The dismal quarterly results led the the company to cut its full-year guidance for the second straight quarter:
- Sees adjusted EPS $3.05 to $3.20, saw $4.15 to $4.35, estimate $4.23 (Bloomberg Consensus)
- Sees adjusted Ebitda $1.17 billion to $1.21 billion, saw low end of $1.38 billion to $1.48 billion, estimate $1.36 billion
- Sees net sales $6.35 billion to $6.45 billion, saw $6.6 billion to $6.8 billion, estimate $6.65 billion
Werner’s outlook for next year is complicated, and implies that cash-strapped fast-food customers are merely downsizing their meals in the era of elevated inflation:
“In terms of the broader operating environment, we expect challenging conditions to persist through the remainder of fiscal 2025 and into fiscal 2026, driven primarily by an accelerating rate of capacity additions and continued near-term softening of global frozen potato demand below historical rates, particularly outside North America, until demand trends improve and capacity expansion normalizes. As a result, we are reducing our fiscal 2025 financial targets.”

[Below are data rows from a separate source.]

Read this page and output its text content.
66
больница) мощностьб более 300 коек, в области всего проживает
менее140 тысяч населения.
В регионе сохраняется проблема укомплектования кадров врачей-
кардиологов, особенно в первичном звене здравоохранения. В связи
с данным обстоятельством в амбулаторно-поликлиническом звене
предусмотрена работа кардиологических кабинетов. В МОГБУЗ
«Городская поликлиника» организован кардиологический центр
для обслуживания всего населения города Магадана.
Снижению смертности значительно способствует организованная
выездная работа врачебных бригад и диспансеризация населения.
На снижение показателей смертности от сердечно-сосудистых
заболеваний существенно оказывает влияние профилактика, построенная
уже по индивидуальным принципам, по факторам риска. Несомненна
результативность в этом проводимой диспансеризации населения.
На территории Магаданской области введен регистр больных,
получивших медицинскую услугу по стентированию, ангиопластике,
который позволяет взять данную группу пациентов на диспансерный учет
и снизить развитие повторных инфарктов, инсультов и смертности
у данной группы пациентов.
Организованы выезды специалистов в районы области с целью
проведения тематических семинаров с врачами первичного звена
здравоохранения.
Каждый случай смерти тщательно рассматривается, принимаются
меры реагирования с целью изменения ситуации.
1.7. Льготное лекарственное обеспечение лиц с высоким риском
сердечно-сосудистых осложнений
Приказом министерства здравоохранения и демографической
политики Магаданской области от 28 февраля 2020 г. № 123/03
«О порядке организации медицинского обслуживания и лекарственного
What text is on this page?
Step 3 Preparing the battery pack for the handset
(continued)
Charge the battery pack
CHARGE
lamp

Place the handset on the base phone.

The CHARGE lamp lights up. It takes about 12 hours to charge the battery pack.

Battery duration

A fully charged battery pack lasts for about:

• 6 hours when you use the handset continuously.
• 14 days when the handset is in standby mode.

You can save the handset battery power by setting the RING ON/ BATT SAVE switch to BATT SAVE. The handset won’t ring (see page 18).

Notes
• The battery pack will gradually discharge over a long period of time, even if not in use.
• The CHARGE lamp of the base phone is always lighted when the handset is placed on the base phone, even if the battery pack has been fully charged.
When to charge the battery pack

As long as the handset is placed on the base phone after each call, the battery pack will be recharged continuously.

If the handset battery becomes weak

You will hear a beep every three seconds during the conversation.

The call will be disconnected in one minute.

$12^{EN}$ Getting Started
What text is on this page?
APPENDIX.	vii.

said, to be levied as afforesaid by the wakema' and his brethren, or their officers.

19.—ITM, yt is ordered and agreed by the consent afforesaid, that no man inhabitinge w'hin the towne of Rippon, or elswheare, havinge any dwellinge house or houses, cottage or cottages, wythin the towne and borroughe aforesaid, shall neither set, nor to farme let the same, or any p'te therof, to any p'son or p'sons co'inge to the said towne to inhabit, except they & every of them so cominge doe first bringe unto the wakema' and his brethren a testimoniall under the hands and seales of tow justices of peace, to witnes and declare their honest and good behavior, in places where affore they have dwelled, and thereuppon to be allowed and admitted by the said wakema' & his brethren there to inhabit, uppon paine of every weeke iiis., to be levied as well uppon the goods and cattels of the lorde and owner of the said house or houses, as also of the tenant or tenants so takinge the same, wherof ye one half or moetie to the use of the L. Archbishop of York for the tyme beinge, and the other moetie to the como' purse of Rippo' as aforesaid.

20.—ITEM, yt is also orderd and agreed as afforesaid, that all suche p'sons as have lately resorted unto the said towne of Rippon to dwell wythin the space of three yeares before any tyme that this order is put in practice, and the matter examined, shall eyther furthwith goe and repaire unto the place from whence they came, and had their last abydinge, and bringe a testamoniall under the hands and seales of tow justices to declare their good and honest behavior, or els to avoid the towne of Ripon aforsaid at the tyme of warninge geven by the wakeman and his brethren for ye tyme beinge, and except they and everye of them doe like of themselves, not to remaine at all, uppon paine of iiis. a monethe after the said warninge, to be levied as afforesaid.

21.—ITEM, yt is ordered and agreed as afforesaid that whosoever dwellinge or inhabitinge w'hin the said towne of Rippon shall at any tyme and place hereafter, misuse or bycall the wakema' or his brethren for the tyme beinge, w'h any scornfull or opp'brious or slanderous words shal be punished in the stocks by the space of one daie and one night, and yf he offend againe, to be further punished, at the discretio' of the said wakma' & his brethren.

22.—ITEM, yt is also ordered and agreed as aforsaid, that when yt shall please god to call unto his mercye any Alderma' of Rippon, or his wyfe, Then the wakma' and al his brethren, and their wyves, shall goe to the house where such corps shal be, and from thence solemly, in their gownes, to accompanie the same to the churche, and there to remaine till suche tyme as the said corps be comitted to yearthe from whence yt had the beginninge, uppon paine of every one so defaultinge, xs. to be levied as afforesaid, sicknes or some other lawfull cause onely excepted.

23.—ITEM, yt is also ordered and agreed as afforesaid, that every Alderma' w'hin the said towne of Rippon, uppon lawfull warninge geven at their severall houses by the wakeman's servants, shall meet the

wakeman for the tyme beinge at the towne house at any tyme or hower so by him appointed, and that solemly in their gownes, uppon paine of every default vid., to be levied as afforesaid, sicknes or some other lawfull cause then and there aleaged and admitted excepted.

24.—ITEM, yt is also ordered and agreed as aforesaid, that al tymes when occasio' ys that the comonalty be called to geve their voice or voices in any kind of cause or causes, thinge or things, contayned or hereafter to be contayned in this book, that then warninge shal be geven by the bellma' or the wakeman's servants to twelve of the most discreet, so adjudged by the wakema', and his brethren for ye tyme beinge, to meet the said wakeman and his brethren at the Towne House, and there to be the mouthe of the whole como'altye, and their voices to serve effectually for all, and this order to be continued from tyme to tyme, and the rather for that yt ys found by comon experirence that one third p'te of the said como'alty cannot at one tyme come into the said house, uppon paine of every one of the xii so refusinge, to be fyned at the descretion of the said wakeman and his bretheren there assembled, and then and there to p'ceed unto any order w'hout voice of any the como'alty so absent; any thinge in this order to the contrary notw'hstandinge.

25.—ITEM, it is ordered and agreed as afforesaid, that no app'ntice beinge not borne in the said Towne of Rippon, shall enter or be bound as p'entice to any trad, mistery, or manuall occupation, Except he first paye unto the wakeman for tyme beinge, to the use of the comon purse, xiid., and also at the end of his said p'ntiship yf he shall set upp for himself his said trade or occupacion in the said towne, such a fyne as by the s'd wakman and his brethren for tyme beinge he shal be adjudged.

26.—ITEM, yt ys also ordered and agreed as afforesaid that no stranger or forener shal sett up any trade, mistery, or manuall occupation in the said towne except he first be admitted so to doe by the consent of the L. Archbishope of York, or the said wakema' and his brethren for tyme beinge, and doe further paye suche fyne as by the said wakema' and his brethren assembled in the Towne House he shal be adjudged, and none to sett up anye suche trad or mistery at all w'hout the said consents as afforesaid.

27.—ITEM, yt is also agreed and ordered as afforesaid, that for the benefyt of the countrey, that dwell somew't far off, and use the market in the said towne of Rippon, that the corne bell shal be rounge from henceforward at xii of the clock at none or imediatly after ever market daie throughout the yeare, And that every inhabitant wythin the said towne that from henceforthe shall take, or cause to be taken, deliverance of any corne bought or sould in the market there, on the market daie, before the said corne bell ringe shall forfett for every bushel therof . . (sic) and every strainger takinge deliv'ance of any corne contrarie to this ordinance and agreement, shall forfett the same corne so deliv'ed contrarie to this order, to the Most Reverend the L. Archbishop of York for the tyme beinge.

In a separate news release, the French fry maker announced that CEO Werner would be replaced by Michael Smith, the company’s chief operating officer.
The Wall Street Journal revealed in mid-October that activist investor Jana Partners built a 5% stake in the company and would push for a sale.
To combat a major slowdown in sales, McDonald’s revamped its meal deal targeting working-class and middle-class customers who could no longer afford soaring Big Mac prices due to the inflation storm sparked by failed ‘Bidenomics.’ The meal deal ignited a value menu war with other major quick-service restaurants. Now, the burger chain is planning a complete overhaul of its value menu in early 2025.
Trouble for the Golden Arches resulted in a crash share price for Lamb Weston, -17% in premarket trading in New York.
Meanwhile, MCD resistance building at $300.
Great news for Jana Partners—this plunge in prices gives their traders an opportunity to purchase more stock at lower prices.